Allen persisted in greeting her neighbors each morning and took the initiative to keep the communal areas clean. Over time, hearts softened. Her neighbors noticed her acts of kindness, and their attitudes shifted from indifference to friendliness. Allen's sincerity eventually melted their cold hearts, turning stony indifference into warmth. She also participated in the church's "Peace Ambassador" program, sharing her story in various churches and schools, offering encouragement, and raising awareness about the plight of refugees.

The church often emphasizes the importance of welcoming guests and travelers. According to the teachings of the Old Testament, we should receive foreigners and sojourners as if they were our own people. I have visited refugee friends multiple times, and their gracious hospitality has deeply moved me.

Despite their material poverty and lack of financial resources, they understand the value of hosting church pastors and fellow brothers and sisters. Whenever we visit, they generously serve us delicious home-cooked dishes from their native cuisine. In their tiny rooms, where there isn't enough space for chairs, we sit on their beds, joyfully savoring the food and listening to their stories.

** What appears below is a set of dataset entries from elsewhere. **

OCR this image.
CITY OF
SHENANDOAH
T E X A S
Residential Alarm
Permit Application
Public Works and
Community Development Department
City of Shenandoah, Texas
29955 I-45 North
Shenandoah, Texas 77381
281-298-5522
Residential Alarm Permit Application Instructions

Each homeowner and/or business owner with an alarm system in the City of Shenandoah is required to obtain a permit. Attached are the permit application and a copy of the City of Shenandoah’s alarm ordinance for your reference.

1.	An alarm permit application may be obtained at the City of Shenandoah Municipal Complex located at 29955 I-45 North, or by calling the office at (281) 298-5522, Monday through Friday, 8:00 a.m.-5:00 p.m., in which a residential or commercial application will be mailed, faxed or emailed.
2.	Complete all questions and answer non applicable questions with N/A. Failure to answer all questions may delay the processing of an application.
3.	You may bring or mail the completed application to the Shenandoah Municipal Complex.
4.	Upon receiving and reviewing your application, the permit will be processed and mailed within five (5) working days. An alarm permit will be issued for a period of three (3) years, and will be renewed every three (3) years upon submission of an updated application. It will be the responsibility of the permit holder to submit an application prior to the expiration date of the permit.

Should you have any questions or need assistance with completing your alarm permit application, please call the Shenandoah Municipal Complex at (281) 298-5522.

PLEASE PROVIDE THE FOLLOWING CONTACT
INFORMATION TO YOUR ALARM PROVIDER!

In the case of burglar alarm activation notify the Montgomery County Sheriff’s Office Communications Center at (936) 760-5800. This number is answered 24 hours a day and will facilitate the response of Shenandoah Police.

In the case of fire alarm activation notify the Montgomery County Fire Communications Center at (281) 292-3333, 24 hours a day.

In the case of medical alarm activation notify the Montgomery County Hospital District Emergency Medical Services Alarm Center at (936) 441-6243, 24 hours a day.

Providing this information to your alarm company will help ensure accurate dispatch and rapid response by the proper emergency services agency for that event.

I remember one single refugee friend whose living quarters could only accommodate a single bed. He placed the food on the bed to welcome me and another visiting brother. He expressed his happiness, acknowledging that even though the place was small and humble, we had come to visit him. On that day, I was moved beyond words.

Refugees themselves were once foreigners and sojourners, but now they have become hosts, turning the tables and touching my heart.

True hospitality lies in genuine, wholehearted, and sincere giving. True generosity is when, despite our own lack, we are willing to offer what little we have to others. I have deeply learned and experienced this from my refugee brothers and sisters.

Recently, our church's "Peace Project" organized a sewing workshop. Several refugee sisters participated, creating clothes, bags, and items they needed, such as aprons. They even made a uniquely African skirt for me to wear on International Refugee Day. Among these sisters, there was one single woman whom I affectionately call Sally. Using different fabrics, she crafted a beautiful piece of art and placed it in a frame. She shared that the process of creating helped her find inner peace, focus, and tranquility. Meanwhile, Sally had to learn patience while working with an old, frequently malfunctioning secondhand sewing machine. Her first creation placed a mountain right in the center. The reason? During the process, she resonated with Psalm 121: "I lift up my eyes to the mountains—where does my help come from? My help comes from the Lord, the Maker of heaven and earth.".

Refugees indeed endure much pain, have faced numerous dangers, and confront many deficiencies in life. Yet, I see their resilience, generosity, sacrificial giving, compassion, and unwavering faith in God. Through refugees, I catch a glimpse of Jesus Christ!